Kaletra, seen as promising at the start of the epidemic, is also in an ambiguous situation. The results of a trial of 199 patients hospitalized for Covod-19 in China, published in the New England Journal of Medicine in March, were unable to see any benefit of the drug. Scientists believe that the effects are perhaps only noticeable to critically ill patients, who will receive the drug in other tests to come.
Hope and side effects.
In the uncertainty scenario, some medicines developed outside the EE axis. USA And Europe still hold a series of hopes.
A drug called Arbidol, approved in Russia and China to treat severe flu, for example, slightly lowered the death rate in a trial of 67 Chinese patients. Camostat mesylate, a Japanese drug approved for pancreatitis, has shown good efficacy in test-tube tests against Covid-19, a degree of evidence that is preliminary, but few of the other drugs currently under evaluation have already done so.
Sanders and his co-authors caution that, despite the rush, maintaining the research safety standard is essential, because it’s not uncommon for a drug used for a new purpose to harm patients rather than help them.
A drug that has been tested against SARS and MERS, a disease caused by other aggressive coronaviruses, ribavirin is now being reconsidered for the pandemic. But the drug already comes from a complicated history of side effects.
“Ribavirin causes severe hematologic toxicity,” the researchers report. “The high doses used in the SARS tests caused hemolytic anemia in more than 60% of patients. In a similar test with MERS, in combination with interferon, 40% of patients ended up needing blood transfusions.”
The concern with toxicity, to a lesser extent, is something that also tests chloroquine and derivatives.
High speed science
Paolo Zanotto, a virologist at USP’s Institute of Biomedical Sciences, read the JAMA article at the request of GLOBO, saying that he considers it “excellent”, but says that the dizzying pace of research production at Covid-19 already makes it Both obsolete. Other drug names with promising potential are emerging in the research community.
– This is an extensive and seminal review, but it doesn’t include more recent studies or drugs like ivermectin, which looks very promising, and the use of heparin, says Zanotto.
The USP researcher, who defends hydroxychloroquine, despite inconclusive evidence, says that more solid results are yet to come.

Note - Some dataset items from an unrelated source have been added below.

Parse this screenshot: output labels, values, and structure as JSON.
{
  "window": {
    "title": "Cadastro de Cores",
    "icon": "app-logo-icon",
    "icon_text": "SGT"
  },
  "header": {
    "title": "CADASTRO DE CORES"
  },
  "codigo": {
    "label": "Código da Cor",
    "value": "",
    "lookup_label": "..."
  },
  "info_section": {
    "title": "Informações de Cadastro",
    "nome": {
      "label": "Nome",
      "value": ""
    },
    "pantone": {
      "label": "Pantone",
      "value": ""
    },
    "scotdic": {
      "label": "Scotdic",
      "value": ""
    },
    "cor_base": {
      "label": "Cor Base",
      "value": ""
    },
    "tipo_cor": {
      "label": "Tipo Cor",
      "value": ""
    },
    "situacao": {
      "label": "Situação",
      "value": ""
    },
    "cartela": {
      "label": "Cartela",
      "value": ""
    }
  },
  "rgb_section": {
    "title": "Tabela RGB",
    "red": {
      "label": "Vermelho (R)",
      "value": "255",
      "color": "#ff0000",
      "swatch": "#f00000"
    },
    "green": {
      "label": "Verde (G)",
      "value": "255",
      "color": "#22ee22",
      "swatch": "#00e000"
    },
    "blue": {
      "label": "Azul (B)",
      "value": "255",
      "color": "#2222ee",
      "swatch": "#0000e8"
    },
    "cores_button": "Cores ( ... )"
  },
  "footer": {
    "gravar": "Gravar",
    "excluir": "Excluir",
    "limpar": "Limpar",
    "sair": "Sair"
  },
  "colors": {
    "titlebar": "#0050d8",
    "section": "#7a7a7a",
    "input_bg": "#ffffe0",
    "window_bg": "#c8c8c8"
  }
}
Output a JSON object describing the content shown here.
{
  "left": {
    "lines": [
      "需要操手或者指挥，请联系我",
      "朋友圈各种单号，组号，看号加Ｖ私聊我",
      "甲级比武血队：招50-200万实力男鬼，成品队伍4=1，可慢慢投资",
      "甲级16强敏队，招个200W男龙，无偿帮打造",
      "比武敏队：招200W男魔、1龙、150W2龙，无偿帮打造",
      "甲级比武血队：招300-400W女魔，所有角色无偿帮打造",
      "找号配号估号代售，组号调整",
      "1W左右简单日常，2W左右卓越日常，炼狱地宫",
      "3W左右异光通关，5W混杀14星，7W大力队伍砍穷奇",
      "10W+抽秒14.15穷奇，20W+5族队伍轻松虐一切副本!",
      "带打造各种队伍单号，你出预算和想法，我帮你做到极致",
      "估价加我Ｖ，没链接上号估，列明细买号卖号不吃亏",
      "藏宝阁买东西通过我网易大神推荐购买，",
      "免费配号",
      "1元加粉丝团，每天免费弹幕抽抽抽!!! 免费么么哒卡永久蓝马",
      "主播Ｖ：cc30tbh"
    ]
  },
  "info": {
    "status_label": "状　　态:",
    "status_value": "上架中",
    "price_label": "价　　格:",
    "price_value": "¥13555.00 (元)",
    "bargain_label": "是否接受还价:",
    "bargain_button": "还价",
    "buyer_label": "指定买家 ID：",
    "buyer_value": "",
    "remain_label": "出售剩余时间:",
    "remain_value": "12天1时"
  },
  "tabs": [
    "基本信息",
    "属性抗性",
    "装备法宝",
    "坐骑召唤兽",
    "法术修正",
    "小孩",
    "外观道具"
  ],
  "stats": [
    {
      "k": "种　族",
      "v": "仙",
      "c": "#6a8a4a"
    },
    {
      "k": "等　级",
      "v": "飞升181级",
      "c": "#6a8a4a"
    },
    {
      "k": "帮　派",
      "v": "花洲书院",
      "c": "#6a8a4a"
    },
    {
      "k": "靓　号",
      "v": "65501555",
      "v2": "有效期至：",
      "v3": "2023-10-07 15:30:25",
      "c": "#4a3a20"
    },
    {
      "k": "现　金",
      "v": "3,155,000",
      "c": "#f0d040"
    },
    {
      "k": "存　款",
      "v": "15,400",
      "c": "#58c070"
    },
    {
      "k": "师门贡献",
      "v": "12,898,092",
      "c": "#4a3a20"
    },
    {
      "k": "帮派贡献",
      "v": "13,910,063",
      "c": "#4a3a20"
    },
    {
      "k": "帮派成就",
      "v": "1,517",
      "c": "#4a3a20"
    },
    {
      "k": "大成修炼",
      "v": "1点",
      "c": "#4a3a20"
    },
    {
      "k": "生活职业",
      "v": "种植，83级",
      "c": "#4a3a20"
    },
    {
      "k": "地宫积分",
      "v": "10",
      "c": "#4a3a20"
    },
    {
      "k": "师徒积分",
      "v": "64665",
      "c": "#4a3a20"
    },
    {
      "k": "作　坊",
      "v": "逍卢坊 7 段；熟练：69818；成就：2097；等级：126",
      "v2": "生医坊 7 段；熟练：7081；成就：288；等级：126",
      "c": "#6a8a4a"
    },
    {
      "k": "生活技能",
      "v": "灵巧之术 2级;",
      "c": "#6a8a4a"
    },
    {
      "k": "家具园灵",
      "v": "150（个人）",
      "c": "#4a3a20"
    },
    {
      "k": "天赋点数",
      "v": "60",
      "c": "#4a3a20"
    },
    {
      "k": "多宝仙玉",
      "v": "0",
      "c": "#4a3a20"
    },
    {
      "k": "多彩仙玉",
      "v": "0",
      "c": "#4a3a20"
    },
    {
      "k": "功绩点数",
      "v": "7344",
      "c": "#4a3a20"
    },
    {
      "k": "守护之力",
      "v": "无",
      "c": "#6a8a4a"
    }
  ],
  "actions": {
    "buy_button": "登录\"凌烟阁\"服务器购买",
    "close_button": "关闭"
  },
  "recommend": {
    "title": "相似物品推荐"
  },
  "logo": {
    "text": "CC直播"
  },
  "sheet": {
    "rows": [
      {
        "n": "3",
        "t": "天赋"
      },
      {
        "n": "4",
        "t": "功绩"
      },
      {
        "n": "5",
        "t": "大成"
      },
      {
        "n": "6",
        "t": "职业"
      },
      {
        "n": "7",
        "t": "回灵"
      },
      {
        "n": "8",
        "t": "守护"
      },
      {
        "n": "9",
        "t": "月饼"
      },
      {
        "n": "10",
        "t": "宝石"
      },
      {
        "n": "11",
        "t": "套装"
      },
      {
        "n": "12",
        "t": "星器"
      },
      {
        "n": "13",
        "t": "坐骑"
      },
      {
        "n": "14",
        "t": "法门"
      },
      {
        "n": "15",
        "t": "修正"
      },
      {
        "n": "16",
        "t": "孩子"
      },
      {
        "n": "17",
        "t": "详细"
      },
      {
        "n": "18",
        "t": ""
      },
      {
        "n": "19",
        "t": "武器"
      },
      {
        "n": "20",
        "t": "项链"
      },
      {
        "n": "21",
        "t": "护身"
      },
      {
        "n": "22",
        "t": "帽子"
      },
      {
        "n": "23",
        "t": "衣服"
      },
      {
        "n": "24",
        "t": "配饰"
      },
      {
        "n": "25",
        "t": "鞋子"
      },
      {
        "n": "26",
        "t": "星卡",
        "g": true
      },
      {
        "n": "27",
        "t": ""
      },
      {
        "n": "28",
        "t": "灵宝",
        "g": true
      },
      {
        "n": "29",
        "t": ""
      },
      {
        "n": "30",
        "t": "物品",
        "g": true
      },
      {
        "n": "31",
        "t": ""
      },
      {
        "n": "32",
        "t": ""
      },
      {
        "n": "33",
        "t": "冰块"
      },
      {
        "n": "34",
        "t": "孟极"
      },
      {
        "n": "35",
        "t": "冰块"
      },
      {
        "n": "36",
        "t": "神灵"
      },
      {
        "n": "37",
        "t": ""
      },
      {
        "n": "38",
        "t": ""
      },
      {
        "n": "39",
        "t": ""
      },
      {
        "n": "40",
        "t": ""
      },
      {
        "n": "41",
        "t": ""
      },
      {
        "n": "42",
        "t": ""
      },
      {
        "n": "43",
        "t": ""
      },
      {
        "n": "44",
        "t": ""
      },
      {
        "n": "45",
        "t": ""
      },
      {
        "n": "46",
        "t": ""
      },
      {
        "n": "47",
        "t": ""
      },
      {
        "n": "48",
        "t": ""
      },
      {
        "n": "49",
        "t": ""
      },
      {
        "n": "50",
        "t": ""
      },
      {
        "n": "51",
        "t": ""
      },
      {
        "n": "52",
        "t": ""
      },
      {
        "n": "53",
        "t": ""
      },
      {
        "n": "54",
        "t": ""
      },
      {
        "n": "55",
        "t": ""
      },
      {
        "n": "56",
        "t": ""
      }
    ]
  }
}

– We are following a study in which patients had the option of opting for therapy. Most of the hundred who chose to receive concentrated on those who were most at risk due to comorbidities (pre-existing diseases) The group that was treated with hydroxychloroquine and azithromycin in the outpatient phase had a fifth of the hospitalization rate, it reported.
In the JAMA study, Sanders and its authors recognize the challenge of summarizing the knowledge that has been produced in real time. Brazil is one of the countries that is contributing, albeit modestly, with research protocols.
Fiocruz is testing, for example, the atazanavir / ritonavir combination, and the Sírio Libanês Hospital in São Paulo has patients receiving chloroquine, including some with mild symptoms. A study carried out by Incor (Instituto do Coração), in São Paulo, is using anticoagulant medications for critically ill patients.
“The hectic pace of the medical literature published in Covid-19 means that the recommendations and findings are constantly evolving with new evidence,” Sanders wrote. “What has been published so far is derived exclusively from observational data or small clinical trials, none with more than 250 patients, and this introduces an increased risk of bias or inaccuracy.”